Oder sie sind in Lindgrün gehalten – auf einer der Wände klebt allein und verlassen ein Zettel, der einen schwarz-weißen Computerausdruck zeigt. Dieser gehört nicht etwa zu den angekündigten Arbeiten auf Papier, sondern zur „Puppenstube in 3D“, wie Dorothee Hansen das nennt. Denn vor der analogen steht die digitale Hängung, die am Computer simuliert wird. Sie ersetzt ein langwieriges Hin- und Herwuchten der Museumsexponate in natura, bevor die Kuratoren ihr finales Okay geben.

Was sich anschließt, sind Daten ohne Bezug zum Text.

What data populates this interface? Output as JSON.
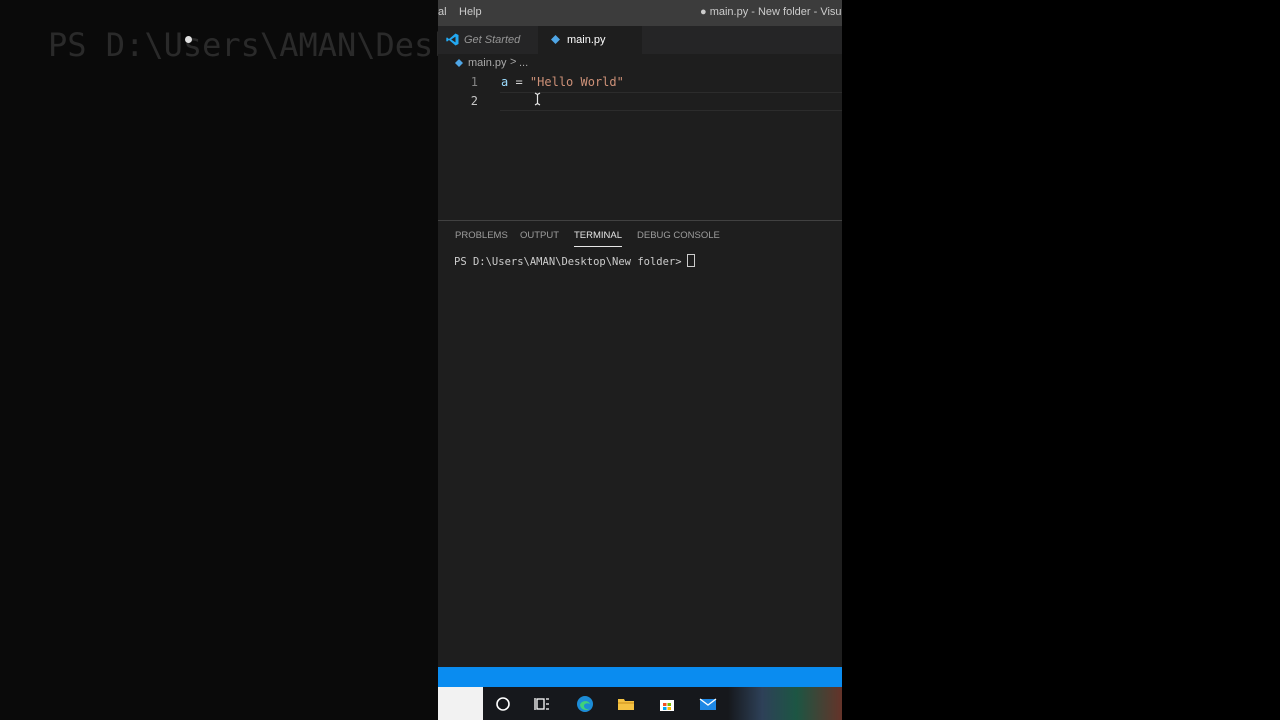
{
  "background_ghost_text": "PS D:\\Users\\AMAN\\Desk",
  "menubar": {
    "items": [
      "al",
      "Help"
    ],
    "window_title": "● main.py - New folder - Visual S"
  },
  "tabs": [
    {
      "label": "Get Started",
      "icon": "vscode-logo-icon",
      "active": false
    },
    {
      "label": "main.py",
      "icon": "python-file-icon",
      "active": true,
      "modified": true
    }
  ],
  "breadcrumb": {
    "file": "main.py",
    "separator": ">",
    "rest": "..."
  },
  "editor": {
    "line_numbers": [
      "1",
      "2"
    ],
    "code": {
      "var": "a",
      "op": " = ",
      "str": "\"Hello World\""
    }
  },
  "panel": {
    "tabs": [
      "PROBLEMS",
      "OUTPUT",
      "TERMINAL",
      "DEBUG CONSOLE"
    ],
    "active_tab": "TERMINAL",
    "terminal_prompt": "PS D:\\Users\\AMAN\\Desktop\\New folder>"
  },
  "colors": {
    "statusbar": "#0a8cf0",
    "string": "#ce9178",
    "variable": "#9cdcfe"
  },
  "taskbar_icons": [
    "search-circle-icon",
    "task-view-icon",
    "edge-icon",
    "file-explorer-icon",
    "store-icon",
    "mail-icon"
  ]
}
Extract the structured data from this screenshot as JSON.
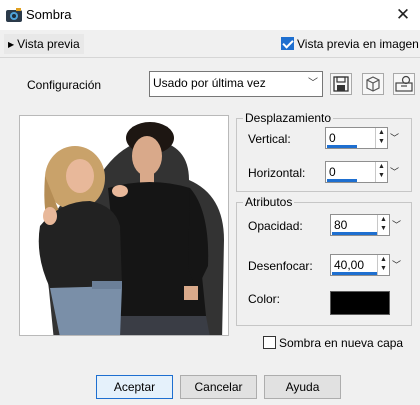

Und wenn alles fertig gehängt ist? „Wir hoffen, dass wir die Neuordnung der Sammlung wie geplant ab dem 16. Mai zeigen können“, sagt Christoph Grunenberg so vorsichtig, wie man als Museumsmann derzeit sein muss. Auf eine große Eröffnung werde natürlich verzichtet; geplant hatte die Kunsthalle ein ganzes Wochenende mit Veranstaltungen rund um „Remix“. Davon wird einiges in den virtuellen Raum wandern, ähnlich, wie es bei der Sonderausstellung „Norbert Schwontkowski – Some of my Secrets“ aktuell geschieht. Aber das kann natürlich nur Appetit machen, der Bärenhunger auf Kunst wird nur vor Ort, in der direkten Konfrontation, zu stillen sein. Für die Sammlung der Kunsthalle gilt dann nicht nur die Grußformel: auf Wiedersehen, sondern ebenso: schön, Sie kennenzulernen.

Info

Zur Sache

Baldige Öffnung?

Die Bremer Kulturbehörde stehe aktuell in engem Austausch mit der Senatskanzlei sowie den Ressorts Gesundheit und Inneres, um über einen Öffnungstermin und ein Konzept zum Gesundheitsschutz in den Bremer Museen zu beraten. Auch die Museen selbst hätten bereits Ideen für eine Wiedereröffnung vorgelegt, heißt es vonseiten der Behörde. Wann genau eine Entscheidung getroffen wird, und ob auch in Bremen wie in Berlin eine Öffnung erster Häuser ab dem 4. Mai denkbar sei, könne man zum jetzigen Zeitpunkt noch nicht sagen.